Im Werk Feuerbach finden 12.000 Menschen Arbeit. Unter anderem wird hier die Dieseleinspritztechnologie entwickelt, gefertigt und vertrieben. Bosch war mit einer Reihe hochkarätiger Führungskräfte Dr. Uwe Gackstatter (Vorsitzender des Bereichsvorstands Diesel Systems), Dr. Matthias Pillin (Bereichsleiter Elektromobilität), Dr. Michael Krüger (Entwicklungsleiter Diesel Systems) u. a.] in unserem Gespräch vertreten (hierfür vielen Dank!).
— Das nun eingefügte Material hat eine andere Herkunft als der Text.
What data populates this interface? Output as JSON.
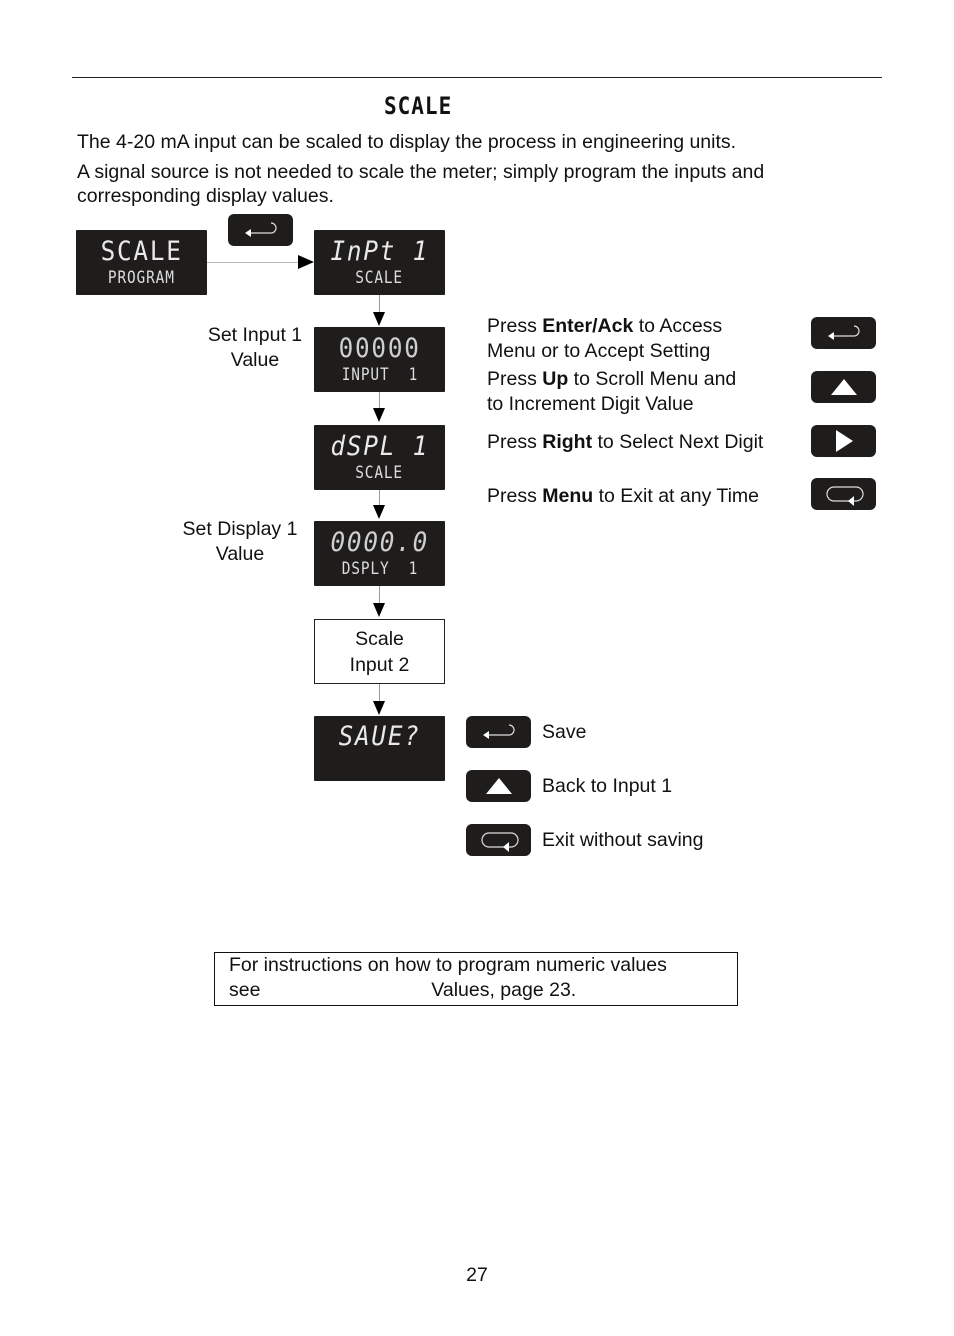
{
  "section": {
    "heading_lcd": "SCALE",
    "paragraphs": [
      "The 4-20 mA input can be scaled to display the process in engineering units.",
      "A signal source is not needed to scale the meter; simply program the inputs and corresponding display values."
    ]
  },
  "flow": {
    "start_display": {
      "top": "SCALE",
      "bottom": "PROGRAM"
    },
    "enter_key_icon": "enter-key-icon",
    "steps": [
      {
        "top": "InPt 1",
        "bottom": "SCALE",
        "side_label": ""
      },
      {
        "top": "00000",
        "bottom": "INPUT  1",
        "side_label_line1": "Set Input 1",
        "side_label_line2": "Value"
      },
      {
        "top": "dSPL 1",
        "bottom": "SCALE",
        "side_label": ""
      },
      {
        "top": "0000.0",
        "bottom": "DSPLY  1",
        "side_label_line1": "Set Display 1",
        "side_label_line2": "Value"
      }
    ],
    "scale_input2": {
      "line1": "Scale",
      "line2": "Input 2"
    },
    "save_display": {
      "top": "SAUE?"
    }
  },
  "key_help": [
    {
      "icon": "enter-key-icon",
      "prefix": "Press ",
      "bold": "Enter/Ack",
      "suffix": " to Access",
      "line2": "Menu or to Accept Setting"
    },
    {
      "icon": "up-key-icon",
      "prefix": "Press ",
      "bold": "Up",
      "suffix": " to Scroll Menu and",
      "line2": "to Increment Digit Value"
    },
    {
      "icon": "right-key-icon",
      "prefix": "Press ",
      "bold": "Right",
      "suffix": " to Select Next Digit",
      "line2": ""
    },
    {
      "icon": "menu-key-icon",
      "prefix": "Press ",
      "bold": "Menu",
      "suffix": " to Exit at any Time",
      "line2": ""
    }
  ],
  "save_options": [
    {
      "icon": "enter-key-icon",
      "label": "Save"
    },
    {
      "icon": "up-key-icon",
      "label": "Back to Input 1"
    },
    {
      "icon": "menu-key-icon",
      "label": "Exit without saving"
    }
  ],
  "note": {
    "line1": "For instructions on how to program numeric values",
    "line2_prefix": "see",
    "line2_suffix": "Values, page 23."
  },
  "page_number": "27"
}
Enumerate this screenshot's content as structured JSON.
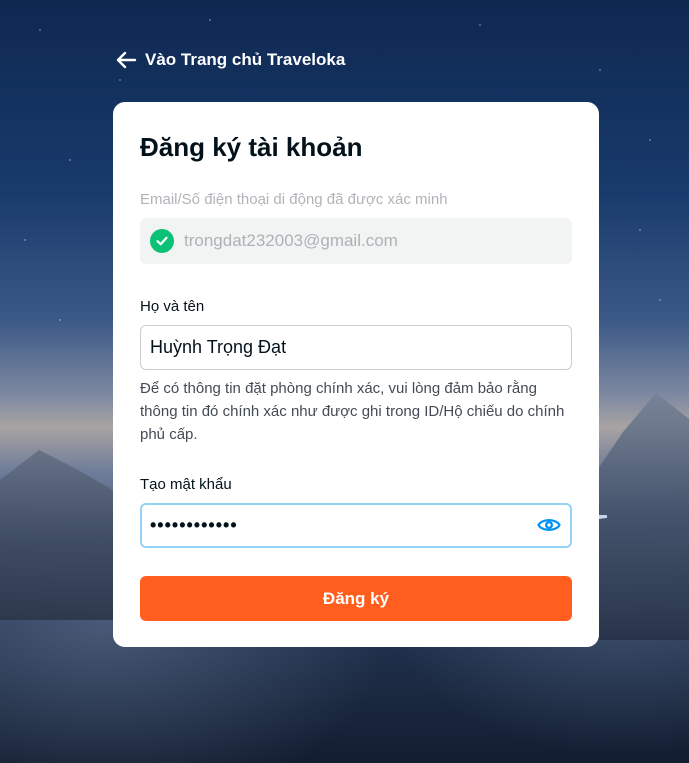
{
  "back_link": {
    "label": "Vào Trang chủ Traveloka"
  },
  "card": {
    "title": "Đăng ký tài khoản",
    "verified_label": "Email/Số điện thoại di động đã được xác minh",
    "verified_email": "trongdat232003@gmail.com",
    "name_label": "Họ và tên",
    "name_value": "Huỳnh Trọng Đạt",
    "name_hint": "Để có thông tin đặt phòng chính xác, vui lòng đảm bảo rằng thông tin đó chính xác như được ghi trong ID/Hộ chiếu do chính phủ cấp.",
    "password_label": "Tạo mật khẩu",
    "password_masked": "••••••••••••",
    "submit_label": "Đăng ký"
  },
  "colors": {
    "accent": "#ff5e1f",
    "verified": "#0bc175",
    "focus_border": "#94d3f5",
    "eye_icon": "#0194f3"
  },
  "icons": {
    "back": "arrow-left-icon",
    "verified": "check-circle-icon",
    "toggle_password": "eye-icon"
  }
}
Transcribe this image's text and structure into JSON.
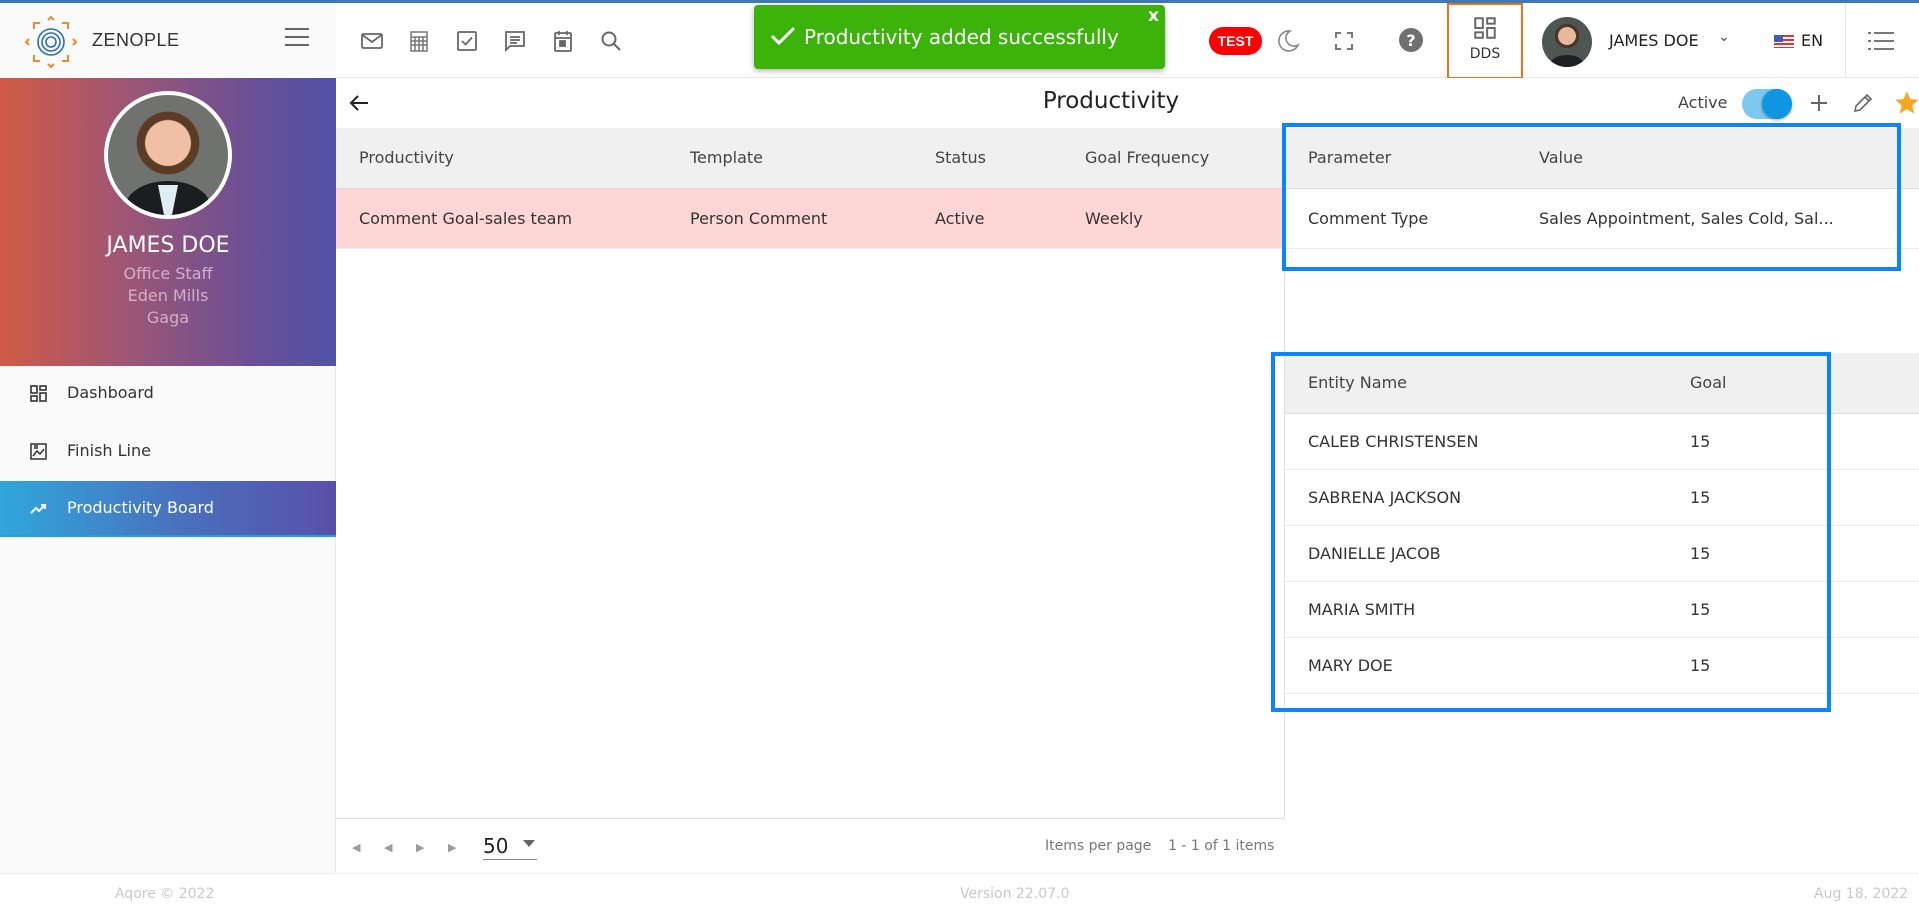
{
  "app": {
    "name": "ZENOPLE"
  },
  "header": {
    "toolbar_icons": [
      "mail-icon",
      "calculator-icon",
      "task-check-icon",
      "message-icon",
      "calendar-icon",
      "search-icon"
    ],
    "toast": {
      "message": "Productivity added successfully",
      "close_label": "x",
      "color": "#3bb30b"
    },
    "env_badge": "TEST",
    "dds_label": "DDS",
    "user_name": "JAMES DOE",
    "language": "EN"
  },
  "sidebar": {
    "profile": {
      "name": "JAMES DOE",
      "role": "Office Staff",
      "location": "Eden Mills",
      "group": "Gaga"
    },
    "items": [
      {
        "label": "Dashboard",
        "icon": "dashboard-icon",
        "active": false
      },
      {
        "label": "Finish Line",
        "icon": "finish-line-icon",
        "active": false
      },
      {
        "label": "Productivity Board",
        "icon": "trending-up-icon",
        "active": true
      }
    ]
  },
  "page": {
    "title": "Productivity",
    "status_label": "Active",
    "status_on": true
  },
  "productivity_table": {
    "columns": [
      "Productivity",
      "Template",
      "Status",
      "Goal Frequency"
    ],
    "rows": [
      [
        "Comment Goal-sales team",
        "Person Comment",
        "Active",
        "Weekly"
      ]
    ]
  },
  "parameter_table": {
    "columns": [
      "Parameter",
      "Value"
    ],
    "rows": [
      [
        "Comment Type",
        "Sales Appointment, Sales Cold, Sal..."
      ]
    ]
  },
  "entity_table": {
    "columns": [
      "Entity Name",
      "Goal"
    ],
    "rows": [
      [
        "CALEB CHRISTENSEN",
        "15"
      ],
      [
        "SABRENA JACKSON",
        "15"
      ],
      [
        "DANIELLE JACOB",
        "15"
      ],
      [
        "MARIA SMITH",
        "15"
      ],
      [
        "MARY DOE",
        "15"
      ]
    ]
  },
  "pager": {
    "page_size": "50",
    "items_per_page_label": "Items per page",
    "range_label": "1 - 1 of 1 items"
  },
  "footer": {
    "copyright": "Aqore © 2022",
    "version": "Version 22.07.0",
    "date": "Aug 18, 2022"
  }
}
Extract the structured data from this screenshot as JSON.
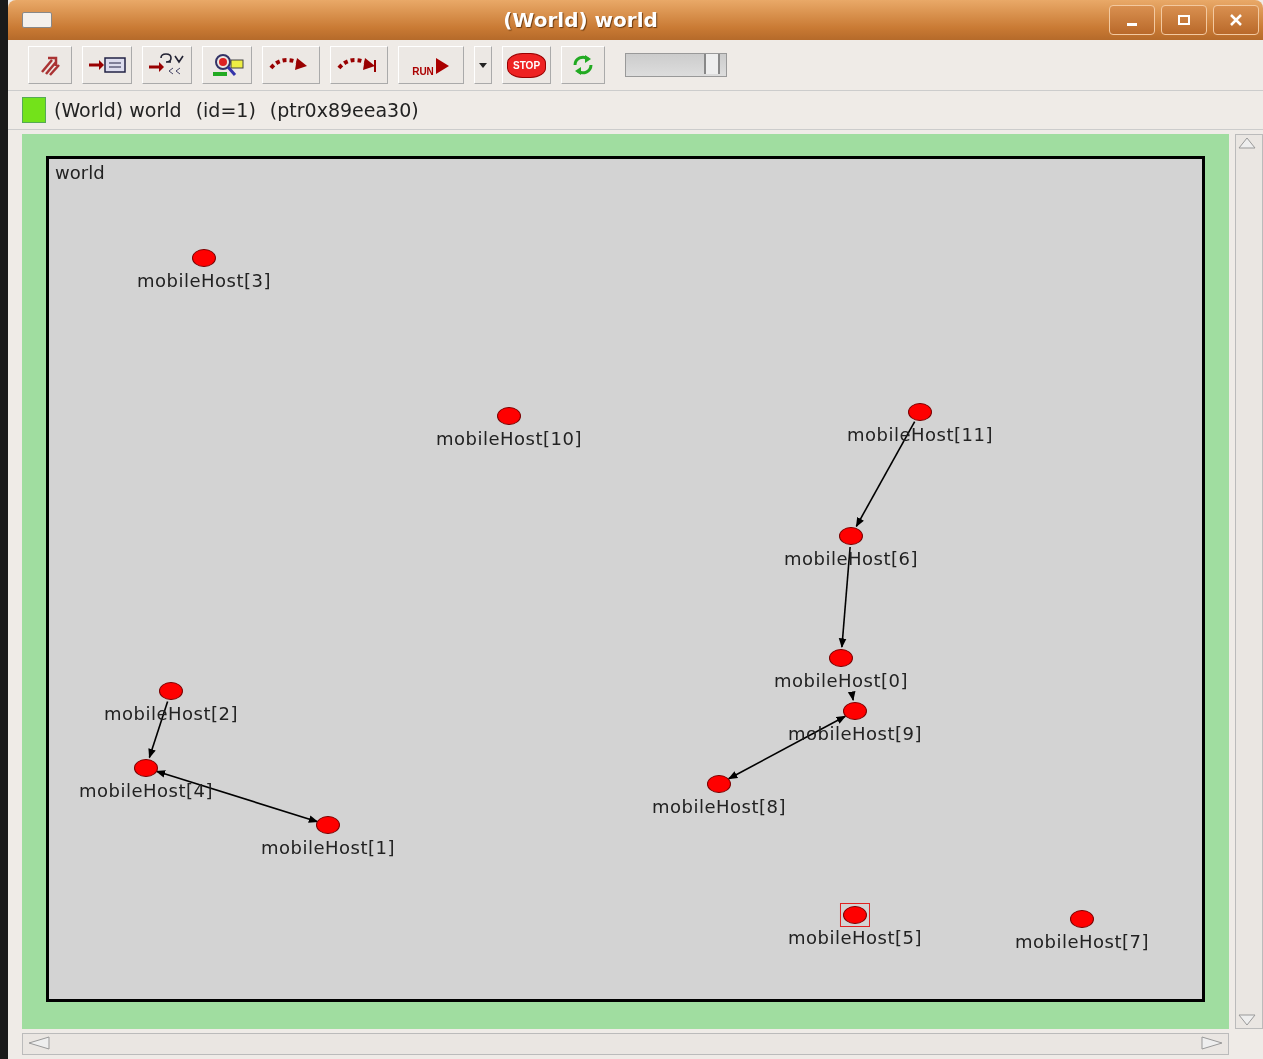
{
  "window": {
    "title": "(World) world"
  },
  "toolbar": [
    {
      "kind": "parent"
    },
    {
      "kind": "inspect"
    },
    {
      "kind": "events"
    },
    {
      "kind": "find"
    },
    {
      "kind": "step"
    },
    {
      "kind": "fast"
    },
    {
      "kind": "run",
      "label": "RUN"
    },
    {
      "kind": "dropdown"
    },
    {
      "kind": "stop",
      "label": "STOP"
    },
    {
      "kind": "refresh"
    },
    {
      "kind": "slider",
      "level": 0.9
    }
  ],
  "status": {
    "name": "(World) world",
    "id": "(id=1)",
    "ptr": "(ptr0x89eea30)"
  },
  "canvas": {
    "title": "world",
    "nodes": [
      {
        "label": "mobileHost[3]",
        "selected": false
      },
      {
        "label": "mobileHost[10]",
        "selected": false
      },
      {
        "label": "mobileHost[11]",
        "selected": false
      },
      {
        "label": "mobileHost[6]",
        "selected": false
      },
      {
        "label": "mobileHost[0]",
        "selected": false
      },
      {
        "label": "mobileHost[9]",
        "selected": false
      },
      {
        "label": "mobileHost[2]",
        "selected": false
      },
      {
        "label": "mobileHost[4]",
        "selected": false
      },
      {
        "label": "mobileHost[8]",
        "selected": false
      },
      {
        "label": "mobileHost[1]",
        "selected": false
      },
      {
        "label": "mobileHost[5]",
        "selected": true
      },
      {
        "label": "mobileHost[7]",
        "selected": false
      }
    ]
  }
}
Viele Arbeitsplätze hängen am Dieselmotor
Bosch glaubt an den Dieselantrieb. Dies wurde im Gespräch deutlich. Dass viele Arbeitsplätze daran hängen, ist unstrittig: Im Gesamtunternehmen sind es 48.000. Für die Transformation brauche man mehr Zeit, bekommen wir immer wieder zu hören. Ich verweise darauf, dass immer mehr Länder aus dem fossilen Verbrennermotor aussteigen wollen. Jüngst hat auch Indien sich auf die Jahreszahl 2030 festgelegt. Damit bestimmt immer weniger die deutsche Politik, sondern es bestimmen immer mehr die Absatzmärkte über die Autos der Zukunft. Bosch hingegen verweist auf die Widersprüchlichkeit der Märkte und nennt als Beispiele Japan und Korea. Dort steige der Dieselanteil, wenngleich ausgehend von einem niedrigen Niveau. Ein Dieselfahrzeug habe einen CO2-Vorteil von 25 Gramm pro Kilometer gegenüber einem vergleichbaren Benziner, wird uns gesagt. Ich zitierte die neue Zulassungsstatistik, nach der bei den neu zugelassenen Autos der Vorteil (gemessen nach dem NEFZ) bei 11 Prozent liegt. Bosch verweist darauf, dass man den Diesel sauberer machen wolle, daran intensiv mit den Kunden arbeite und man die Grenzwerte sogar unterschreiten könne. Daher mache die Weiterentwicklung Sinn. Weniger einfach sei es mit der Hardware-Nachrüstung älterer Dieselfahrzeuge, was vor allem am häufig fehlenden Platz liege. Auch die Haftungsfrage sei schwierig. Unternehmen, die Nachrüstungen anbieten, würden dafür keine Garantien übernehmen und die Hersteller könnten nicht für die Einbauten von Fremdfirmen haften. Es gebe jedoch auch Fahrzeugtypen, die sich einfach nachrüsten ließen, beispielsweise Busse. Was Bosch eindeutig unterstützt, ja sogar einfordert ist die Blaue Plakette. Diese schaffe die benötigte Planungssicherheit.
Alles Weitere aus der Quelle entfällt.